Google’s Topics API Kept Privacy at the Center of Digital Advertising
In January 2022, Google introduced Topics as a new Privacy Sandbox proposal for interest-based advertising, replacing the earlier FLoC concept. The details were technical, but the message for advertisers was clear: third-party tracking was under pressure, and platforms were searching for privacy-preserving ways to keep digital ads relevant.
For small and medium sized businesses, this was another reminder that audience targeting could not be treated as a permanent advantage. If a campaign depends only on rented platform signals, the business becomes vulnerable every time a browser, operating system or ad network changes the rules.
Privacy became a planning issue
The practical response was not panic. It was preparation: better customer lists, clearer consent, cleaner analytics and content that earns direct visits instead of relying only on retargeting. SMBs did not need to become ad-tech experts, but they did need a more durable data foundation.

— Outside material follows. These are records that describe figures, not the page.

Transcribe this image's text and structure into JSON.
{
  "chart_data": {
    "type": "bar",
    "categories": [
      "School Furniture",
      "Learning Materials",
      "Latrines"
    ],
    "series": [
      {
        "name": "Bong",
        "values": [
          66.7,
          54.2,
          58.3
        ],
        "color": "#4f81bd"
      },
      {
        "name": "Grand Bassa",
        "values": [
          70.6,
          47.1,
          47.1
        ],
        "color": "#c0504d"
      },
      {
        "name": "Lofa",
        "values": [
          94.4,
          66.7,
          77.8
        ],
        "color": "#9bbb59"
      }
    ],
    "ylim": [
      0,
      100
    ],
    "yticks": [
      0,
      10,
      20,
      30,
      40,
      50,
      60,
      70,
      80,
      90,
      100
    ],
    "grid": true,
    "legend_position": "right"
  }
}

Paul Burns saw the Topics announcement as another nudge toward marketing maturity. “The businesses that know their customers, capture permission and keep useful first-party data are less exposed when ad platforms change. Privacy work is not separate from growth work anymore.”
What SMBs should have prioritized
- First-party audiences: Build email and CRM lists that the business owns.
- Consent clarity: Make data collection understandable and respectful.
- Channel diversity: Avoid depending on one ad platform’s targeting model.
- Measurement hygiene: Track meaningful outcomes, not just platform-reported clicks.
Brand Fuel Digital’s View
Topics was not the final answer to privacy-first advertising, but it showed the direction of travel. SMBs that build direct customer relationships will have more options than those that only rent audiences from platforms.